Как-то соборовал ещё нестарую женщину, лет сорока. Она умирала, и я понимал, что дни её сочтены. Муж показывал мне иконы, что хранились у них в доме, и среди них — маленький металлический образ Пресвятой Богородицы.
«Это не просто иконочка, батюшка, это наша семейная реликвия, с ней мой дед прошёл ещё первую мировую войну и ни разу не был ранен. Его мать, а моя прабабушка, благословила ею перед уходом на фронт. А потом уже моя бабушка благословляла моего отца, когда его призвали воевать с фашистами. И ведь тоже, смотрите, как ему повезло, за всю войну ни одного серьёзного ранения».
Было видно, что он сам-то человек нецерковный, да и неверующий на самом деле, но мой приход к ним, видимо был для него последней надеждой. После исповеди, соборования и причастия умирающей, когда я уже уходил, Геннадий, так звали её мужа, протягивая мне пожертвование на храм, с надеждой спросил:
— Ну что, батюшка, она останется жить?
— На всё воля Божия, я ничего не могу вам сказать определённо, но думаю, что то, с каким сердцем причащалась ваша жена, позволяет надеяться, что её душа будет жить.
Деньги я у него не взял.
Женщина умерла, а через несколько дней, проходя мимо их дома, я увидел Геннадия. Он жёг костёр. Люди обычно сжигают личные вещи усопших. Он заметил меня и крикнул, чтобы я подошёл. Когда я подошёл к костру, то увидел, что горят иконы, те, что стояли в их доме.
— Не знаю только, что делать с этой «железкой», — он протянул руку, на ней лежала их семейная реликвия, тот самый образ Пресвятой. — На помойку выбросить, рука не подымается. Утопить? — Не знаю.
— Отдайте её мне, попросил я.
Он легко, и даже как-то с видимым облегчением избавился от образа.
— Он будет находиться у меня в алтаре, и в любой момент вы сможете его забрать назад.
Как хорошо, что я не взял тогда его деньги.
Где-то, спустя год, я увидел его на велосипеде, он ехал мимо храма на дачу.
— Геннадий, — окликнул я его. — Ваша иконочка у меня, не хотите ли забрать?
Он отрицательно помотал головой.
— Тогда я отдам её в надёжные руки, вы не против?
— Делайте с ней что хотите, — ответил он, не останавливаясь и не сходя с велосипеда.
Сейчас она находится у одного моего друга. Ему приходится много ездить, встречаться с людьми. Когда я передавал ему образ, то рассказал его историю. Мой друг взял в руки икону, благоговейно поцеловал её и положил в карман пиджака напротив сердца. Я знаю, что он с ней никогда не расстаётся.
А однажды, по дороге из храма в посёлок меня остановил мужчина лет 35-ти.
— Батюшка, нам икону продали, очень дёшево. Такая большая старинная икона, как нам сказали, это «Спас оплечный». Надеялись, что дома у нас получше станет, а только наоборот всё ухудшилось. Может она ворованная?
— Всё может быть, — отвечаю.
— Я хочу икону «Спаса» принести в храм.

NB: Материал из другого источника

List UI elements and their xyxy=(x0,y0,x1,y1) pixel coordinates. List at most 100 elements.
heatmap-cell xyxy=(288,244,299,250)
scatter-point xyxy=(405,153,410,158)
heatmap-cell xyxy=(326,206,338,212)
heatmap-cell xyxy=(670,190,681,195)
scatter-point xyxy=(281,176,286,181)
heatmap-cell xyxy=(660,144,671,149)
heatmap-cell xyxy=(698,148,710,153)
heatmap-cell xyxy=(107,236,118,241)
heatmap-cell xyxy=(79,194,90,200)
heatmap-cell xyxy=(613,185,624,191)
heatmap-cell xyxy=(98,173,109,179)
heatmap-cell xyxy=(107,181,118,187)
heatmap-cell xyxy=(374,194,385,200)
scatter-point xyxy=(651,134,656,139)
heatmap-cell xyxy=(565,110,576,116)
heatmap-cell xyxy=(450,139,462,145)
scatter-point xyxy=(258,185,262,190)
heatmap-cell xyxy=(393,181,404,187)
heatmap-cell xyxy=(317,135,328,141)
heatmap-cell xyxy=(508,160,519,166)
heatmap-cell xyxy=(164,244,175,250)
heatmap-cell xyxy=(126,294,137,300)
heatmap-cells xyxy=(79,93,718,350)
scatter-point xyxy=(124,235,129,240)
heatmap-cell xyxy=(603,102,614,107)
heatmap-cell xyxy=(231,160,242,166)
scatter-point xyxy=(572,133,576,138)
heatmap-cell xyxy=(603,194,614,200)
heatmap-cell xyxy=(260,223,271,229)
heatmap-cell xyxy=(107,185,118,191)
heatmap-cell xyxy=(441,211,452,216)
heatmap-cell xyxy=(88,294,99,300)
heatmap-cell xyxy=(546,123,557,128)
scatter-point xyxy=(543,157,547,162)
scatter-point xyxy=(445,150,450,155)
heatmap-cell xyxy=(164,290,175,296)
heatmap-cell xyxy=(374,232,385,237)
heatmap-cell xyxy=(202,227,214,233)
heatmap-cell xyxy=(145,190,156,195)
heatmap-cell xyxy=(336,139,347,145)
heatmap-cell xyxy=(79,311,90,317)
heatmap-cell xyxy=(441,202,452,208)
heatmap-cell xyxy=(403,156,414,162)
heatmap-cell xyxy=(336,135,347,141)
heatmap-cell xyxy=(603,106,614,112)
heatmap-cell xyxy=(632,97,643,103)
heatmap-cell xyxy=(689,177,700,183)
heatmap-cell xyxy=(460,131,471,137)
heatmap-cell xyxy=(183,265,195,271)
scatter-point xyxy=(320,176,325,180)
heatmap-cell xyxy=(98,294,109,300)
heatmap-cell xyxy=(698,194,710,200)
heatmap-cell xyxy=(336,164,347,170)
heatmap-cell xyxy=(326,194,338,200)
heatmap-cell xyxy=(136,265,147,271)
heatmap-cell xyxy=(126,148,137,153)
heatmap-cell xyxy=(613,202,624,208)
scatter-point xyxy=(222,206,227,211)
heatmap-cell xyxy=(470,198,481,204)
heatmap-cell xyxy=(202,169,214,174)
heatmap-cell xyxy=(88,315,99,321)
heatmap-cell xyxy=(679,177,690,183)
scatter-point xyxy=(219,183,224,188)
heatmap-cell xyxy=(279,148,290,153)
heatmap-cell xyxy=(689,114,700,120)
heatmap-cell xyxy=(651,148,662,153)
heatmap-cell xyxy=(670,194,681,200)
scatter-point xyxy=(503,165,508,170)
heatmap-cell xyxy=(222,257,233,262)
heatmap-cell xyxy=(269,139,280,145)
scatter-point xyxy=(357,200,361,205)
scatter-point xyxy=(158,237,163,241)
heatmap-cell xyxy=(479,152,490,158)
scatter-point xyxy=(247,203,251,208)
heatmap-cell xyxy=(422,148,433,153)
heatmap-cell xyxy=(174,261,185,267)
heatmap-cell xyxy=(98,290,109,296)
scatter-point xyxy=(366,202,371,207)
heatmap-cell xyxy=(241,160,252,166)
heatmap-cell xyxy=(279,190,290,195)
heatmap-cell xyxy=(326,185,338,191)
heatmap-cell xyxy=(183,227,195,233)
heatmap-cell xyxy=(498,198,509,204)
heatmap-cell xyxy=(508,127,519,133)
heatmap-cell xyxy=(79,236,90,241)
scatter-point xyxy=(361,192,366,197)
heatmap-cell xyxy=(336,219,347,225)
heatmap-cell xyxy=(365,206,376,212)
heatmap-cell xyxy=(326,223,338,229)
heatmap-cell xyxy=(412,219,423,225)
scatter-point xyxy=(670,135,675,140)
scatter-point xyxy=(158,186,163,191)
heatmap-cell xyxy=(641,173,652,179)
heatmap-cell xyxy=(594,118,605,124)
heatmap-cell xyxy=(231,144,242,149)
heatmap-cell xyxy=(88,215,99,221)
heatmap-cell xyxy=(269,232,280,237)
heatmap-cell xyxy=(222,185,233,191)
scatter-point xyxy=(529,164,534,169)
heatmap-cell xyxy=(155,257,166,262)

Возьмете?
— Конечно возьмём — приносите.
Потом, время прошло, я уже и забыл о том разговоре, но, вновь столкнувшись с этим человеком — вспомнил. Правда, только после того, как он снова первым заговорил со мной.
— Батюшка, совсем у нас плохо. Я скоро обязательно принесу «Спаса».
Принёс он его только месяца через два. Меня в это время в храме не было, но мои матушки мне рассказали: как этот мужчина поставил образ на столик и произнёс, обращаясь к нему, словно к живому:
— «Ну вот, ты снова в храме, я думаю, что тебе здесь будет хорошо, это будет твой новый дом».
А потом, повернувшись к моим помощницам, сказал:
— Попросите батюшку помолиться об Ольге, это моя женщина, она пропала.
На расспросы он вновь повторил, словно сомнамбула:
— Ольга пропала, ушла из дома и не вернулась, документы, деньги, вещи на месте, а её нет.
Мы молились об Ольге, но только тот мужчина в храм больше не пришёл.
После этого события прошло наверно года три, и я как обычно по вторникам поехал в область в семинарию начитывать лекции своим студентам. Утром был небольшой туман, да ещё торфяники горели, поэтому ехал осторожно. У меня тогда был ижевский москвич («Каблук»), так что и при желании на нём особенно не разгонишься. Уже отъехав от дома более тридцати километров машина внезапно вошла в полосу сплошного тумана. Никогда: ни до, ни после — я не видел такого тумана. Он действительно был совсем как молоко — такое впечатление, что лобовое стекло мне оклеили белой светонепроницаемой бумагой. По инерции, резко скинув скорость, я ещё ехал вперёд, но куда ехал на самом деле, — понять не мог.